If we hold refusal policies and second-order safety signals fixed but vary only the form and density of localized meta-explanations in a low-resource language (e.g., ultra-brief templates vs. richer, example-based rationales vs. explicit references to local norms or laws), which variants most reliably reduce over-trust for borderline, high-context requests without increasing perceived unfairness relative to English, and how do these effects differ between novice and expert users in that language?

cross-lingual-cot-trust | Updated at 2026-04-07 13:01

Answer

Rough ranking (holding refusal logic and second‑order signals fixed):

For borderline, high‑context requests, short, structured meta-explanations with 1–2 plain examples in the low-resource language tend to reduce over-trust most reliably with minimal fairness cost.
Ultra-brief, boilerplate templates do little to reduce over-trust and can increase perceived unfairness vs.
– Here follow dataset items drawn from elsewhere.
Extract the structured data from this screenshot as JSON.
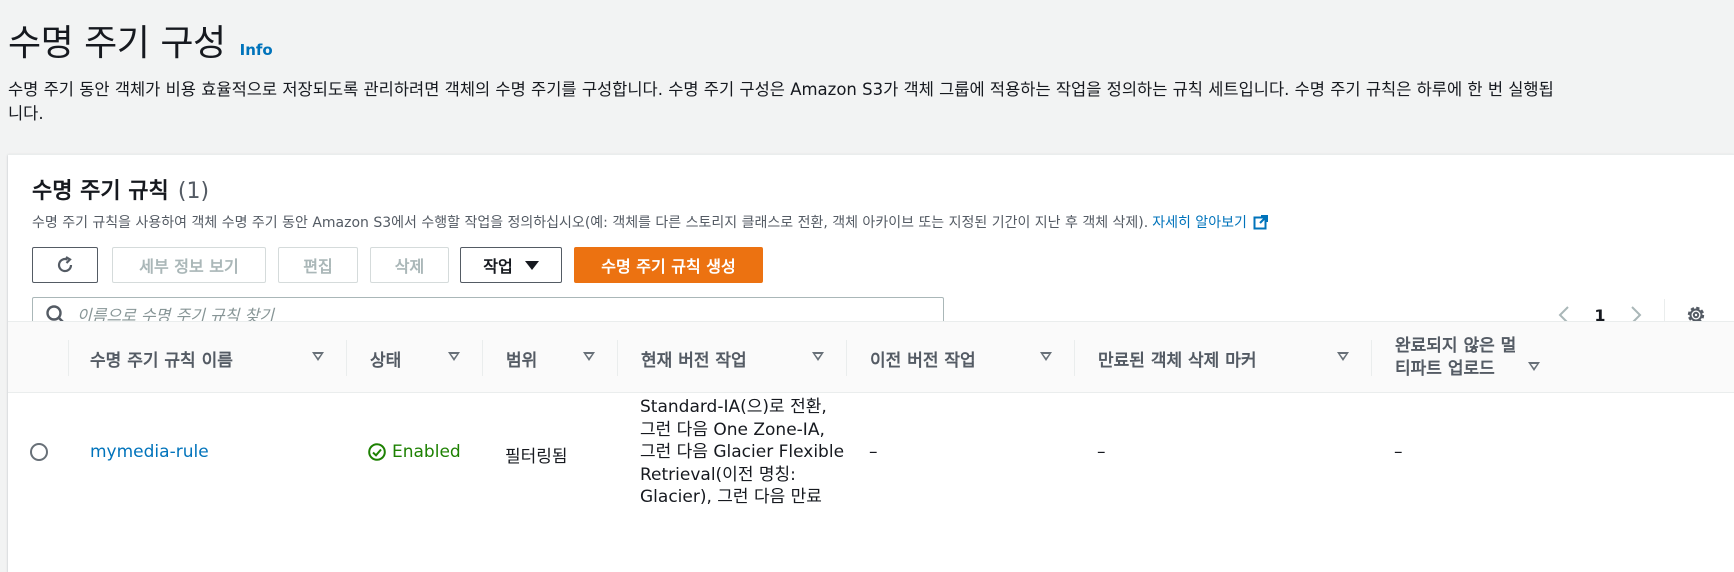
{
  "header": {
    "title": "수명 주기 구성",
    "info": "Info",
    "description_line1": "수명 주기 동안 객체가 비용 효율적으로 저장되도록 관리하려면 객체의 수명 주기를 구성합니다. 수명 주기 구성은 Amazon S3가 객체 그룹에 적용하는 작업을 정의하는 규칙 세트입니다. 수명 주기 규칙은 하루에 한 번 실행됩",
    "description_line2": "니다."
  },
  "rules_panel": {
    "title": "수명 주기 규칙",
    "count": "(1)",
    "description": "수명 주기 규칙을 사용하여 객체 수명 주기 동안 Amazon S3에서 수행할 작업을 정의하십시오(예: 객체를 다른 스토리지 클래스로 전환, 객체 아카이브 또는 지정된 기간이 지난 후 객체 삭제).",
    "learn_more": "자세히 알아보기",
    "learn_more_icon": "external-link-icon"
  },
  "toolbar": {
    "refresh_icon": "refresh-icon",
    "view_details": "세부 정보 보기",
    "edit": "편집",
    "delete": "삭제",
    "actions": "작업",
    "create_rule": "수명 주기 규칙 생성"
  },
  "search": {
    "placeholder": "이름으로 수명 주기 규칙 찾기",
    "value": ""
  },
  "pagination": {
    "current_page": "1",
    "prev_icon": "chevron-left-icon",
    "next_icon": "chevron-right-icon",
    "settings_icon": "gear-icon"
  },
  "table": {
    "columns": [
      "수명 주기 규칙 이름",
      "상태",
      "범위",
      "현재 버전 작업",
      "이전 버전 작업",
      "만료된 객체 삭제 마커",
      "완료되지 않은 멀",
      "티파트 업로드"
    ],
    "rows": [
      {
        "name": "mymedia-rule",
        "status": "Enabled",
        "scope": "필터링됨",
        "current_actions": [
          "Standard-IA(으)로 전환,",
          "그런 다음 One Zone-IA,",
          "그런 다음 Glacier Flexible",
          "Retrieval(이전 명칭:",
          "Glacier), 그런 다음 만료"
        ],
        "noncurrent_actions": "–",
        "expired_delete_markers": "–",
        "incomplete_multipart": "–"
      }
    ]
  },
  "colors": {
    "accent": "#ec7211",
    "link": "#0073bb",
    "success": "#1d8102",
    "background": "#f2f3f3"
  }
}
English.
Meta-explanations that heavily cite local norms/laws can reduce over-trust but introduce new fairness and legitimacy concerns, especially for experts.

By variant:

A. Ultra-brief templates ("I can’t help with this because it may be harmful.")

Over-trust: Small effect. Users see a refusal, but for borderline cases they learn little about why similar-looking allowed answers might be risky or incomplete.
Fairness vs. English: Often worse. Bilingual users see English getting richer, principled rationales while the low-resource language gets generic text; this reinforces a sense of second-class treatment.
Net: Cheap, but weak on calibration and fairness.

B. Concise, example-based rationales (1–3 sentences, 1–2 local examples)

Over-trust: Best trade-off. Explaining in simple local language what kind of risk is involved and giving 1–2 brief, concrete illustrations (e.g., “jokes about group X can be read as hate speech in some regions”) helps users see that borderline content is ambiguous and context-dependent.
Fairness vs. English: Good. If English also uses short explanations, parity feels high; even when English is richer, users still perceive clear reasoning and respect in their language.
Net: Safest default for borderline, high‑context content.

C. Explicit reference to local norms/laws ("Local law Y restricts …")

Over-trust: Can further reduce over-trust by making consequences salient, especially for novices.
Fairness vs. English: Mixed. If English also cites law/policy, parity is acceptable; if not, some users see it as extra policing of the local language.
Extra risks: Users may doubt accuracy or neutrality of legal claims; experts may see cherry-picked or outdated norms and discount the signal.
Net: Use sparingly, mainly for clearly law-governed areas, with careful QA.

Novice vs. expert differences:

Novices in the low-resource language:
- Benefit most from concise example-based rationales; these are concrete enough to update their mental model without overwhelming them.
- Are more influenced by mentions of law/norms, which can sharply cut reliance but may also discourage legitimate borderline speech if overused.
- Are least helped by ultra-brief templates, which they treat as generic boilerplate.
Experts (domain or high digital literacy) in that language:
- Gain calibration mainly from clear category reasoning and edge-case examples, not from more length.
- Are more sensitive to inconsistencies with English and to overstated legal/norm claims; heavy local-law framing can feel unfair, political, or low-quality.
- For them, the sweet spot is short, precise rationales that name the risk type and acknowledge uncertainty (e.g., “this kind of satire can be misread as incitement; policies handle it cautiously”).

So, the most robust variant across user types is: short, well-written localized meta-explanations that briefly name the risk type and give 1–2 concrete, culturally familiar examples, with law/norm references reserved for cases where they are clearly accurate and also used in English.